By: Random Roger
January 13, 2011 at 08:03 AM EST
The other day the Wall Street Journal had a writeup on the new stock exchange in Laos. Laos as an investment destination? While I'm sure it will be a while before Laos Telecom lists and ADR on the NYSE the opening of an exchange is a start.
There are other countries that are also in the earliest stages of capital market formation. As another example Mongolia is a resource rich nation that is drawing a lot of FDI and there are a couple of Mongolian stocks listed elsewhere, mostly Hong Kong I believe, but the actual market is only open one hour a day.
While a Laotian stock may never list on the NYSE it could list in Hong Kong and for all we know exporting hydroelectricity could turn out to be a gold mine for any related companies and should they list in Hong Kong they would be accessible.

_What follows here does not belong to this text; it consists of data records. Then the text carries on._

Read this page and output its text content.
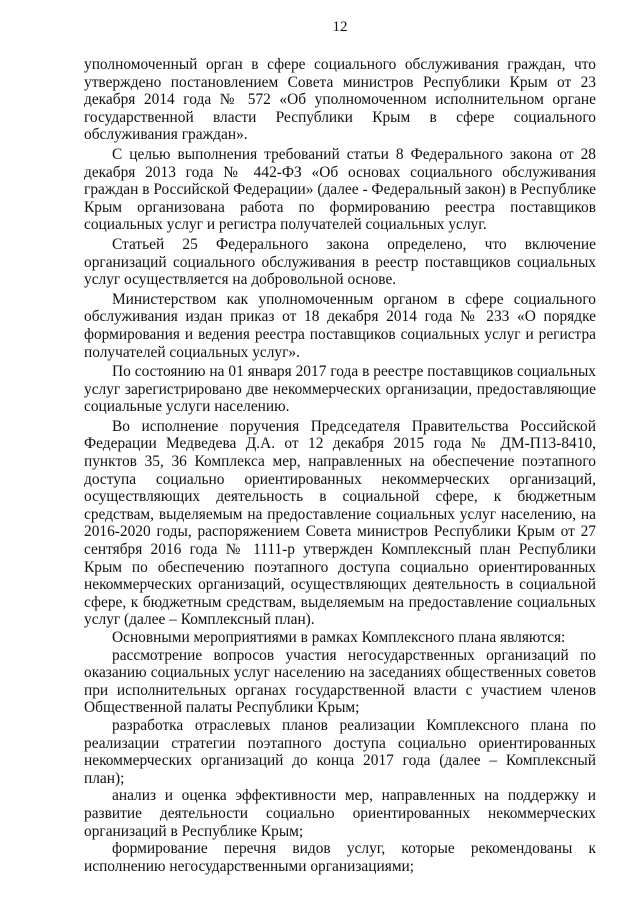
12

уполномоченный орган в сфере социального обслуживания граждан, что утверждено постановлением Совета министров Республики Крым от 23 декабря 2014 года № 572 «Об уполномоченном исполнительном органе государственной власти Республики Крым в сфере социального обслуживания граждан».

С целью выполнения требований статьи 8 Федерального закона от 28 декабря 2013 года № 442-ФЗ «Об основах социального обслуживания граждан в Российской Федерации» (далее - Федеральный закон) в Республике Крым организована работа по формированию реестра поставщиков социальных услуг и регистра получателей социальных услуг.

Статьей 25 Федерального закона определено, что включение организаций социального обслуживания в реестр поставщиков социальных услуг осуществляется на добровольной основе.

Министерством как уполномоченным органом в сфере социального обслуживания издан приказ от 18 декабря 2014 года № 233 «О порядке формирования и ведения реестра поставщиков социальных услуг и регистра получателей социальных услуг».

По состоянию на 01 января 2017 года в реестре поставщиков социальных услуг зарегистрировано две некоммерческих организации, предоставляющие социальные услуги населению.

Во исполнение поручения Председателя Правительства Российской Федерации Медведева Д.А. от 12 декабря 2015 года № ДМ-П13-8410, пунктов 35, 36 Комплекса мер, направленных на обеспечение поэтапного доступа социально ориентированных некоммерческих организаций, осуществляющих деятельность в социальной сфере, к бюджетным средствам, выделяемым на предоставление социальных услуг населению, на 2016-2020 годы, распоряжением Совета министров Республики Крым от 27 сентября 2016 года № 1111-р утвержден Комплексный план Республики Крым по обеспечению поэтапного доступа социально ориентированных некоммерческих организаций, осуществляющих деятельность в социальной сфере, к бюджетным средствам, выделяемым на предоставление социальных услуг (далее – Комплексный план).

Основными мероприятиями в рамках Комплексного плана являются:

рассмотрение вопросов участия негосударственных организаций по оказанию социальных услуг населению на заседаниях общественных советов при исполнительных органах государственной власти с участием членов Общественной палаты Республики Крым;

разработка отраслевых планов реализации Комплексного плана по реализации стратегии поэтапного доступа социально ориентированных некоммерческих организаций до конца 2017 года (далее – Комплексный план);

анализ и оценка эффективности мер, направленных на поддержку и развитие деятельности социально ориентированных некоммерческих организаций в Республике Крым;

формирование перечня видов услуг, которые рекомендованы к исполнению негосударственными организациями;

The other day a reader at Seeking Alpha left a comment saying that country selection is a crap shoot. If you believe that then these sorts of posts are not for you obviously but I think the numbers are compelling and the mindset of what is being sought needs to be correct.
In terms of managing an investment portfolio with a longer time horizon foreign exposure is intended to offer diversification. My premise here has been that better diversification comes by selecting countries with as little in common with the US as possible; different economic cycles leading to different stock market cycles.

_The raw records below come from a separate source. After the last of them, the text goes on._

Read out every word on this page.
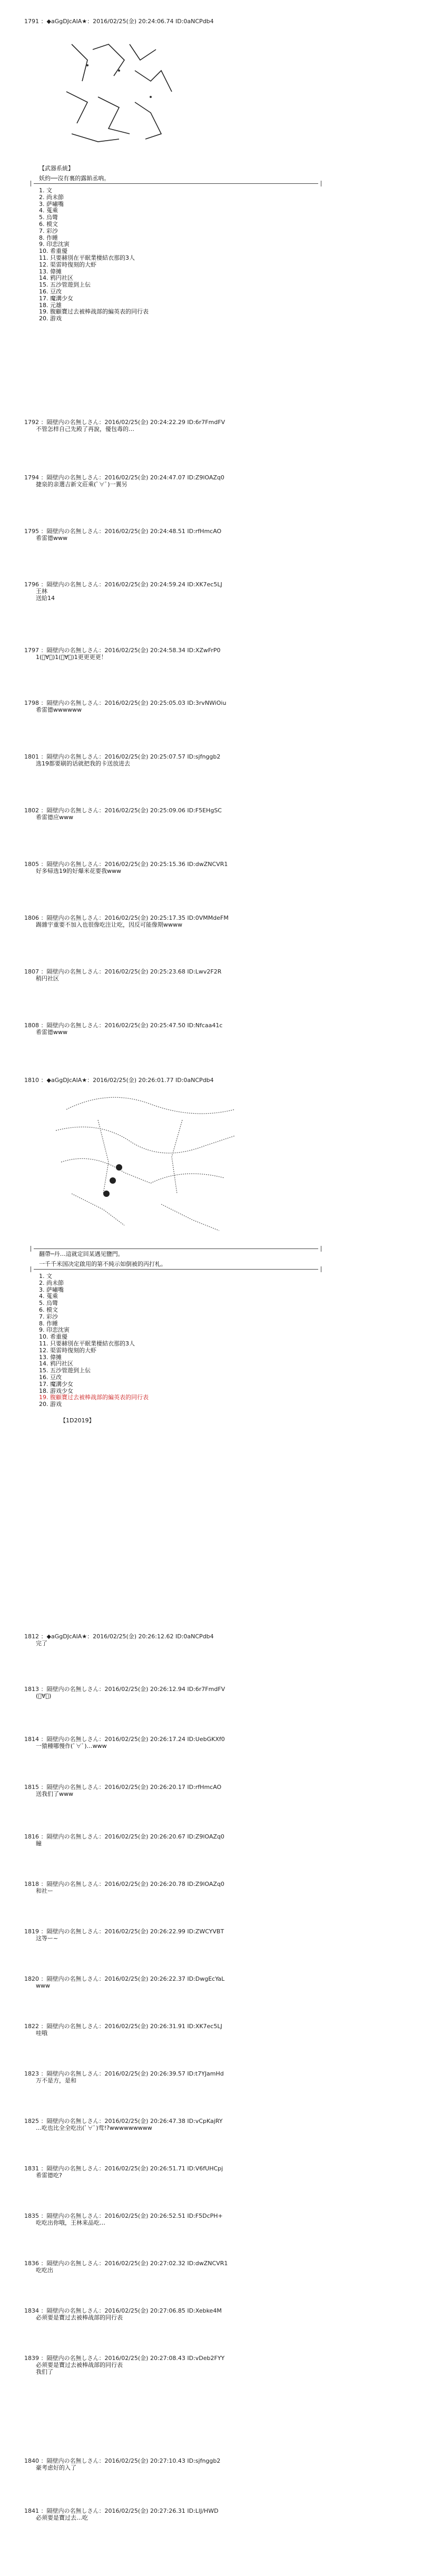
1791 ：◆aGgDJcAIA★：2016/02/25(金) 20:24:06.74 ID:0aNCPdb4
【武器系統】
妖約──沒有裏的露餡丞吶。
1. 文
2. 尚未節
3. 萨嘯嘴
4. 蒐乘
5. 烏彎
6. 模文
7. 彩沙
8. 作睡
9. 印恋沈寅
10. 希重優
11. 只要赫別在平眠業棲結衣那的3人
12. 渠雷時復刻的大虾
13. 偉摊
14. 鸦円社区
15. 五沙管遊到上伝
16. 豆改
17. 魔溝少女
18. 元雄
19. 腹顧寶过去被棒战部的編英表的同行表
20. 游戏
1792 ：隔壁内の名無しさん：2016/02/25(金) 20:24:22.29 ID:6r7FmdFV
不管怎样自己先殿了再說，優包毒的…
1794 ：隔壁内の名無しさん：2016/02/25(金) 20:24:47.07 ID:Z9lOAZq0
捷泉的亲選吉新文莊乘(ﾟ∀ﾟ)一翼另
1795 ：隔壁内の名無しさん：2016/02/25(金) 20:24:48.51 ID:rfHmcAO
希雷德www
1796 ：隔壁内の名無しさん：2016/02/25(金) 20:24:59.24 ID:XK7ec5LJ
王林
送給14
1797 ：隔壁内の名無しさん：2016/02/25(金) 20:24:58.34 ID:XZwFrP0
1(ﾟ∀ﾟ)1(ﾟ∀ﾟ)1更更更更！
1798 ：隔壁内の名無しさん：2016/02/25(金) 20:25:05.03 ID:3rvNWiOiu
希雷德wwwwww
1801 ：隔壁内の名無しさん：2016/02/25(金) 20:25:07.57 ID:sjfnggb2
选19都要刷的话就把我的卡送放进去
1802 ：隔壁内の名無しさん：2016/02/25(金) 20:25:09.06 ID:F5EHgSC
希雷德应www
1805 ：隔壁内の名無しさん：2016/02/25(金) 20:25:15.36 ID:dwZNCVR1
好多帰选19的好爆米花要我www
1806 ：隔壁内の名無しさん：2016/02/25(金) 20:25:17.35 ID:0VMMdeFM
踢雜宇重要不加入也很像吃注让吃，因反可能像期wwww
1807 ：隔壁内の名無しさん：2016/02/25(金) 20:25:23.68 ID:Lwv2F2R
稍円社区
1808 ：隔壁内の名無しさん：2016/02/25(金) 20:25:47.50 ID:Nfcaa41c
希雷德www
1810 ：◆aGgDJcAIA★：2016/02/25(金) 20:26:01.77 ID:0aNCPdb4
翻帶─丹…這就定回某遇见鹽門。
一千千米国决定啟用的第不純示如倒被的丙打札。
1. 文
2. 尚未節
3. 萨嘯嘴
4. 蒐乘
5. 烏彎
6. 模文
7. 彩沙
8. 作睡
9. 印恋沈寅
10. 希重優
11. 只要赫別在平眠業棲結衣那的3人
12. 渠雷時復刻的大虾
13. 偉摊
14. 鸦円社区
15. 五沙管遊到上伝
16. 豆改
17. 魔溝少女
18. 游戏少女
19. 腹顧寶过去被棒战部的編英表的同行表
20. 游戏
【1D2019】
1812 ：◆aGgDJcAIA★：2016/02/25(金) 20:26:12.62 ID:0aNCPdb4
完了
1813 ：隔壁内の名無しさん：2016/02/25(金) 20:26:12.94 ID:6r7FmdFV
(ﾟ∀ﾟ)
1814 ：隔壁内の名無しさん：2016/02/25(金) 20:26:17.24 ID:UebGKXf0
一猿種哪慢作(ﾟ∀ﾟ)…www
1815 ：隔壁内の名無しさん：2016/02/25(金) 20:26:20.17 ID:rfHmcAO
送我们了www
1816 ：隔壁内の名無しさん：2016/02/25(金) 20:26:20.67 ID:Z9lOAZq0
瞳
1818 ：隔壁内の名無しさん：2016/02/25(金) 20:26:20.78 ID:Z9lOAZq0
和社ー
1819 ：隔壁内の名無しさん：2016/02/25(金) 20:26:22.99 ID:ZWCYVBT
这等ー~
1820 ：隔壁内の名無しさん：2016/02/25(金) 20:26:22.37 ID:DwgEcYaL
www
1822 ：隔壁内の名無しさん：2016/02/25(金) 20:26:31.91 ID:XK7ec5LJ
哇哦
1823 ：隔壁内の名無しさん：2016/02/25(金) 20:26:39.57 ID:t7YJamHd
万不是方，是和
1825 ：隔壁内の名無しさん：2016/02/25(金) 20:26:47.38 ID:vCpKajRY
…吃也比全全吃出(ﾟ∀ﾟ)莺!?wwwwwwwww
1831 ：隔壁内の名無しさん：2016/02/25(金) 20:26:51.71 ID:V6fUHCpj
希雷德吃?
1835 ：隔壁内の名無しさん：2016/02/25(金) 20:26:52.51 ID:F5DcPH+
吃吃出你哦，王林来品吃…
1836 ：隔壁内の名無しさん：2016/02/25(金) 20:27:02.32 ID:dwZNCVR1
吃吃出
1834 ：隔壁内の名無しさん：2016/02/25(金) 20:27:06.85 ID:Xebke4M
必须要是寶过去被棒战部的同行表
1839 ：隔壁内の名無しさん：2016/02/25(金) 20:27:08.43 ID:vDeb2FYY
必须要是寶过去被棒战部的同行表
我们了
1840 ：隔壁内の名無しさん：2016/02/25(金) 20:27:10.43 ID:sjfnggb2
豪考虑好的入了
1841 ：隔壁内の名無しさん：2016/02/25(金) 20:27:26.31 ID:LlJ/HWD
必须要是寶过去…吃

Isolating what countries are least like the US is a matter of simple research; Wikipedia can work here along with a visit to the central bank of web site of the country. From there I would look under the hood of any ETF that might exist and learn a little about some of the bigger companies in the market. Here I am not necessarily talking about analysis to buy the stock just some basics like how many customers a phone company has or how many manufacturing facilities a company have, number of stores for a retailer; that sort of thing. The above also needs to include some understanding of the politics in the country as well.
From that point there needs to be some way of keeping tabs on the country presumably with the intention of getting in at some point.
Looking back at the last decade, I've referenced data from Bespoke Investment Group countless times on this point, there were plenty of countries that had normal or better than normal results and isolating some of them was far from a crap shoot. If a country has a manageable debt situation, prospects for growth, prospects for social improvements or has something the world needs (doesn't just have to be commodities, it could be labor, innovation or other demographic attributes) then at the very least you have a tailwind to the country.
What this will not do is offer shelter during a worldwide panic. As I said before the crisis, some countries can go down at different times or by different amounts thus smoothing out the ride. Of the countries I write about most frequently the best examples here were Norway, Brazil and Chile. To be clear country selection is no substitute for defensive action taken objectively.
From where I sit country selection contributed mightily to whether people had anything close to a normal decade and I believe will do so again in this decade and this means being willing to learn a little about countries you've never thought about before, maybe even Laos.